Astarion took another sip of his wine, mostly to hide his expression. “Just so I don’t misunderstand. You want me to ruin the reputation of the Blade of Frontiers?”
He’d noticed the young man, of course. It was hard not to. A crowd of people followed Wyll Ravengard around at every ball Astarion had attended since his return. But Astarion had thought him the sort of person best admired from a distance. His speciality was luring unfaithful husbands or wives into compromising positions. A young unmarried man with many friends but no particular sweetheart was not the kind of person Astarion usually tried to ply his trade with.
Particularly when that young unmarried man told stories of battling goblins and devils and undead. They were probably all lies, of course, but it was better to be safe than sorry.
“Surely you don’t think it’s beyond your abilities?” Gortash arched an eyebrow. He probably thought he was being provoking, that if he issued a challenge Astarion could not refuse it. But Astarion had always been planning to accept the job.
“Of course not. I mean, just look at me,” Astarion said flippantly, gesturing towards his face. It had been centuries since he’d seen it, but he was still rather confident it was a handsome one based on how easily he’d been able to talk his way into various beds. “I’ll learn the man’s secrets, never fear. And if he doesn’t have a scandal in his past I’ll make one in his present.”

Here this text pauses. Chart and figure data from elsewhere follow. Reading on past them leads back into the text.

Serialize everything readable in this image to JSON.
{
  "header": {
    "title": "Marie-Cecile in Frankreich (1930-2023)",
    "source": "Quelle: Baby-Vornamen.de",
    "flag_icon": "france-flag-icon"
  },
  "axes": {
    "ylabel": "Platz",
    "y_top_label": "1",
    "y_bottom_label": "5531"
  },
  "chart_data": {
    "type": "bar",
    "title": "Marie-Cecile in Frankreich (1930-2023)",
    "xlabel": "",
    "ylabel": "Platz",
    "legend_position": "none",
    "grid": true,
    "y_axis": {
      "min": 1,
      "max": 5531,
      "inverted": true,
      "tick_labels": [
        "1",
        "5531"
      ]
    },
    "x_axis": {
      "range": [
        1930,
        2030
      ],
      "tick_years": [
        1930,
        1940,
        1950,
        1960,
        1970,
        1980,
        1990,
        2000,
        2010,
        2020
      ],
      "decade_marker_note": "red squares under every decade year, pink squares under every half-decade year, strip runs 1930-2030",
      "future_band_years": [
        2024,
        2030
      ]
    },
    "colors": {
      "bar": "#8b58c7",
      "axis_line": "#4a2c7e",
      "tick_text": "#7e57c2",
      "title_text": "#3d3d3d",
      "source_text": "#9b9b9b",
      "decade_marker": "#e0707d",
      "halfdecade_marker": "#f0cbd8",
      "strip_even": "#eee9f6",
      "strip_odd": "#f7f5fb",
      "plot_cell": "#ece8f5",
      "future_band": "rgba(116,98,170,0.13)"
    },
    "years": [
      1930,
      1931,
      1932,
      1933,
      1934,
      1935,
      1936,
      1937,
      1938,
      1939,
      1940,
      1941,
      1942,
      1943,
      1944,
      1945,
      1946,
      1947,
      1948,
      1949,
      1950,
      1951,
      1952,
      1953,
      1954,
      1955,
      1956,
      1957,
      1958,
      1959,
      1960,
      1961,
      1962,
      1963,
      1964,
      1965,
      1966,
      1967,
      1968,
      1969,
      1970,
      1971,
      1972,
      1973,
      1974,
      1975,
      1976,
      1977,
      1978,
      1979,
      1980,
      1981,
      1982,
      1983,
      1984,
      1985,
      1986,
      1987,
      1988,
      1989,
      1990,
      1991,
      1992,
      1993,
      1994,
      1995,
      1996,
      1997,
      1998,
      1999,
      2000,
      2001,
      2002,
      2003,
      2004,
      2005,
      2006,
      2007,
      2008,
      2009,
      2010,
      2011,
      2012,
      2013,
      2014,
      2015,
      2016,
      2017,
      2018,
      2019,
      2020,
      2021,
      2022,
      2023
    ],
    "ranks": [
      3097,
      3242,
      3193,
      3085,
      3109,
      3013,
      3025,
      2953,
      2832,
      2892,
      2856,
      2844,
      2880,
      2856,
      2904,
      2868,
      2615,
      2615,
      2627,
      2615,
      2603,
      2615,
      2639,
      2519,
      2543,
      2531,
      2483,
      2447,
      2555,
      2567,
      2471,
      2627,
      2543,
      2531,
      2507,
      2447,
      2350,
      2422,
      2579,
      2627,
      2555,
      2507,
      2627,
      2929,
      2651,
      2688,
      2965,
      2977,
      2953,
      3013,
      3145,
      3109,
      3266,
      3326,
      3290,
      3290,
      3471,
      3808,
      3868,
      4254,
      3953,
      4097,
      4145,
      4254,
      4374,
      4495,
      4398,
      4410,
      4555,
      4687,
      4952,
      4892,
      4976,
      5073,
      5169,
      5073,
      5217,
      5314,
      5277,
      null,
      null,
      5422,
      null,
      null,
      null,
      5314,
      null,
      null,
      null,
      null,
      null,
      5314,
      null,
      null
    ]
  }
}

Gortash nodded approvingly, his eyes glinting at the possibilities.
“But naturally, it will be a horrendously expensive job.” Astarion paused for effect. “Ten thousand. In advance.”
He did not expect to get ten thousand in advance. He’d be haggled down to eight thousand to be paid at the end of the job. But eight thousand gold would be more than enough to leave this stinking pit of a city and go to Waterdeep. What he’d do in Waterdeep, he did not yet know. But he was quite certain it had to be better than here.
“Hm. I’ll give you five thousand in advance,” Gortash said smoothly. “But if you succeed at bringing the Ravengard name low? Fifteen more at the end.” His mouth twitched in amusement. “A ridiculous sum. But I consider it insurance against being outbid by other parties.”
Only two hundred years of hiding his feelings kept Astarion’s face neutral in that moment. Twenty thousand gold. And all of it mine.
Gods, what I could do with twenty thousand. I’d never have to return to this wretched city again.
“Acceptable,” Astarion agreed, raising his glass. “I look forward to our partnership, my Lord.”
“That is gratifying to hear, Mr. Ancunin.” Gortash’s smug smile could have rivaled Cazador’s. He picked up the bottle of wine and poured himself a glass. “So do I.”